Omdat broer en zus, die volgens de advocaat van die laatste al voor het ontstaan van dit geschil geen al te beste band met elkaar onderhielden, het niet met elkaar eens werden, kwamen ze in de rechtbank tegenover elkaar te staan. De zaak diende daar al vorige maand, maar de uitspraak is gisteren pas gepubliceerd.

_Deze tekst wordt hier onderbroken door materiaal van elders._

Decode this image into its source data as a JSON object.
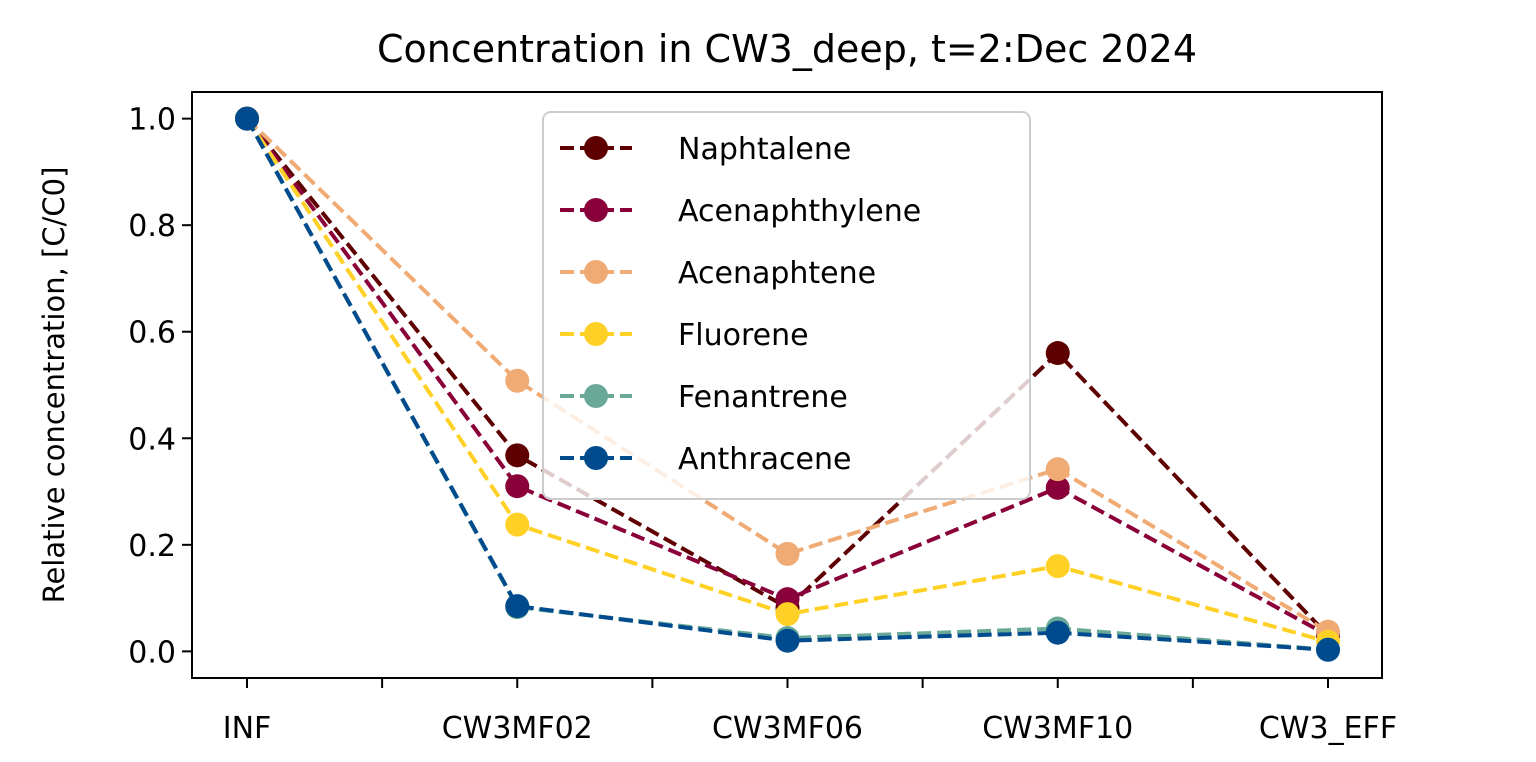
{
  "chart_data": {
    "type": "line",
    "title": "Concentration in CW3_deep, t=2:Dec 2024",
    "xlabel": "",
    "ylabel": "Relative concentration, [C/C0]",
    "categories": [
      "INF",
      "CW3MF02",
      "CW3MF06",
      "CW3MF10",
      "CW3_EFF"
    ],
    "ylim": [
      -0.05,
      1.05
    ],
    "yticks": [
      "0.0",
      "0.2",
      "0.4",
      "0.6",
      "0.8",
      "1.0"
    ],
    "ytick_values": [
      0.0,
      0.2,
      0.4,
      0.6,
      0.8,
      1.0
    ],
    "legend_position": "upper-center",
    "series": [
      {
        "name": "Naphtalene",
        "color": "#5e0000",
        "values": [
          1.0,
          0.368,
          0.082,
          0.56,
          0.03
        ]
      },
      {
        "name": "Acenaphthylene",
        "color": "#8a0039",
        "values": [
          1.0,
          0.31,
          0.098,
          0.307,
          0.03
        ]
      },
      {
        "name": "Acenaphtene",
        "color": "#f0ab75",
        "values": [
          1.0,
          0.508,
          0.183,
          0.342,
          0.037
        ]
      },
      {
        "name": "Fluorene",
        "color": "#ffd127",
        "values": [
          1.0,
          0.238,
          0.07,
          0.16,
          0.018
        ]
      },
      {
        "name": "Fenantrene",
        "color": "#6aa998",
        "values": [
          1.0,
          0.083,
          0.025,
          0.043,
          0.003
        ]
      },
      {
        "name": "Anthracene",
        "color": "#004b8d",
        "values": [
          1.0,
          0.085,
          0.02,
          0.035,
          0.003
        ]
      }
    ]
  }
}
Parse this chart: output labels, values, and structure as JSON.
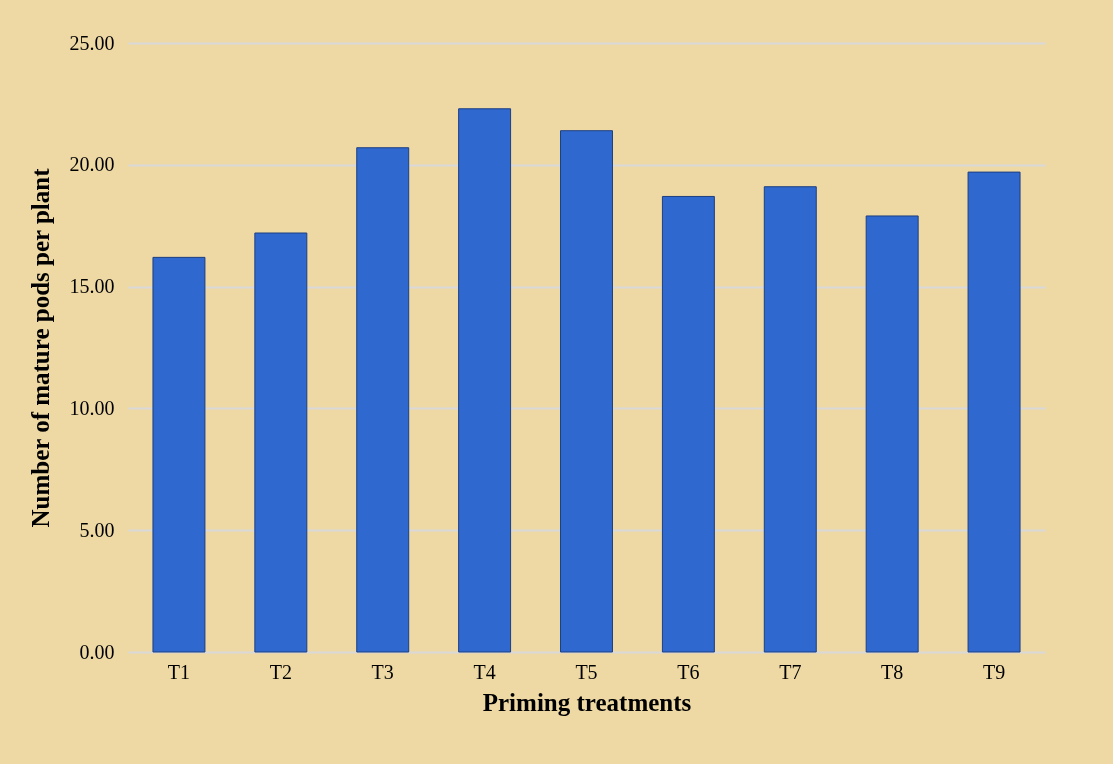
{
  "chart_data": {
    "type": "bar",
    "xlabel": "Priming treatments",
    "ylabel": "Number of mature pods per plant",
    "categories": [
      "T1",
      "T2",
      "T3",
      "T4",
      "T5",
      "T6",
      "T7",
      "T8",
      "T9"
    ],
    "values": [
      16.2,
      17.2,
      20.7,
      22.3,
      21.4,
      18.7,
      19.1,
      17.9,
      19.7
    ],
    "color": "#2f68cf",
    "ylim": [
      0,
      25
    ],
    "yticks": [
      {
        "value": 0,
        "label": "0.00"
      },
      {
        "value": 5,
        "label": "5.00"
      },
      {
        "value": 10,
        "label": "10.00"
      },
      {
        "value": 15,
        "label": "15.00"
      },
      {
        "value": 20,
        "label": "20.00"
      },
      {
        "value": 25,
        "label": "25.00"
      }
    ],
    "grid": "y"
  }
}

In juridische zin gaat het hier volgens de advocaat van de zus, Marcel van Doorn, niet om een conflict tussen broer en zus. "Het draait om de kennelijke wil van de overledene. Het gaat erom wat zij heeft gewild. Het is vooral een principiële zaak."
Niets op papier
Omdat de moeder niets op papier had staan over de bestemming van haar as, moest de rechtbank het doen met de verklaringen van mensen uit haar omgeving.
Volgens de zoon zou zijn moeder gezegd hebben dat het wat haar betreft goed was als hij een beetje van haar as in een hangertje zou bewaren. Maar de rechtbank vindt dat die verklaring niet overtuigend genoeg is. Het zou een eenmalige uitspraak zijn geweest, en bovendien maakte de zoon tijdens de zitting niet duidelijk wanneer dat gesprek zou hebben plaatsgevonden.
"Daar tegenover staan de uitgebreid gemotiveerde, met verklaringen onderbouwde, stellingen van [de zus] daar waar het de, uitdrukkelijke, principiële, wens van moeder betrof dat haar as ongesplitst zou blijven", aldus het rechtbankverslag.
Hoger beroep
De rechter besliste dan ook dat alle as tegelijk uitgestrooid moet worden bij de sluis, zoals moeder het gewild zou hebben. Omdat de zoon nog tot half juni de tijd heeft om tegen die beslissing in beroep te gaan, moet tot die tijd gewacht worden met het uitstrooien. De advocaat van de zus noemt het 'begrijpelijk' dat tot die tijd moet worden gewacht, maar hoopt dat er snel duidelijkheid komt, zodat zijn cliënt rust kan vinden.
Of de zoon in hoger beroep gaat is nog niet duidelijk, zijn advocaat kon vandaag niet op de zaak reageren.